CLIMATE ANXIETY CONNECTED TO SOCIOECONOMIC SITUATION

Globally, growing scrutiny of and studies on the link between climate change impacts and mental health condition have given rise to terms such as "climate anxiety" and "eco-grief".

Sally Weintrobe, a longstanding member of the Climate Psychology Alliance - a professional group based in Britain - said psychological responses to climate disasters from hurricanes to flooding can be shaped by how people relate to each other within their community, and what resources they have.

People from poorer and climate-vulnerable nations like Bangladesh "are not only victimised, but are also the ones who lack the resources to rebuild their lives," said Weintrobe.

By 2050, 13 million people in Bangladesh could be uprooted within the country by climate change, the World Bank has warned.

Psychologists in Bangladesh said the grief and anxiety caused by climate change often comes from an overwhelming sense of helplessness rooted in communities' economic situation.

"The poor - whose livelihoods are already fragile and whose access to government support is limited - live on under threats looming in the horizon," said Rahman of the University of Dhaka.

Furthermore, there is still a lot of stigma around mental health issues and treatment, and people - especially in rural areas - often turn to traditional medicine and healers for help.

Depon Chandra Sarker, a child psychologist at the Patuakhali Medical College, a government institution, said that seeking support for mental health problems is still rare in local communities "unless someone gets really out of control".

BRIDGING THE MENTAL HEALTH GAP WITH TECHNOLOGY

In remote parts of Bangladesh - including the disaster-prone south - most of the district and sub-district hospitals lack any mental health professionals, according to Sarker.

To tackle this scarcity, the government and NGOs often run mental health campaigns where psychotherapists visit remote communities and provide information and counselling. But one-off initiatives do not always work for climate-hit communities in need of longer-term support, several psychologists said.
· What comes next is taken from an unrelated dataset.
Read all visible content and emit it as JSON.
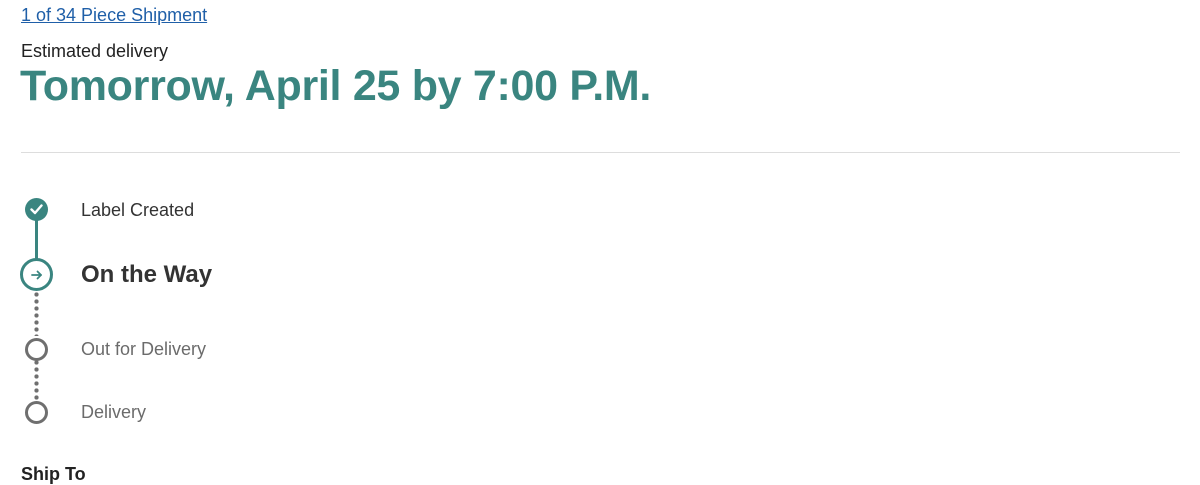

Putting technology to good use is seen as one solution.

The country's climate adaptation plan recommends extending telehealth services - delivered over the phone or online - for people whose mental health is affected by climate change.

The start-up Moner Bondhu is already training volunteers at the grassroots level who can put people needing climate-related psychological support in touch with a counsellor by phone.

Meanwhile, some government-employed professionals - such as Bagerhat-based psychiatrist Mehedi Hasan - hold meetings on Zoom to educate health workers and emergency responders about the mental health care disaster-hit people may need.

"You cannot make a clean slate of the world's hazards causing you stress," said Hasan. "The point for the most vulnerable is how to remain functional despite them."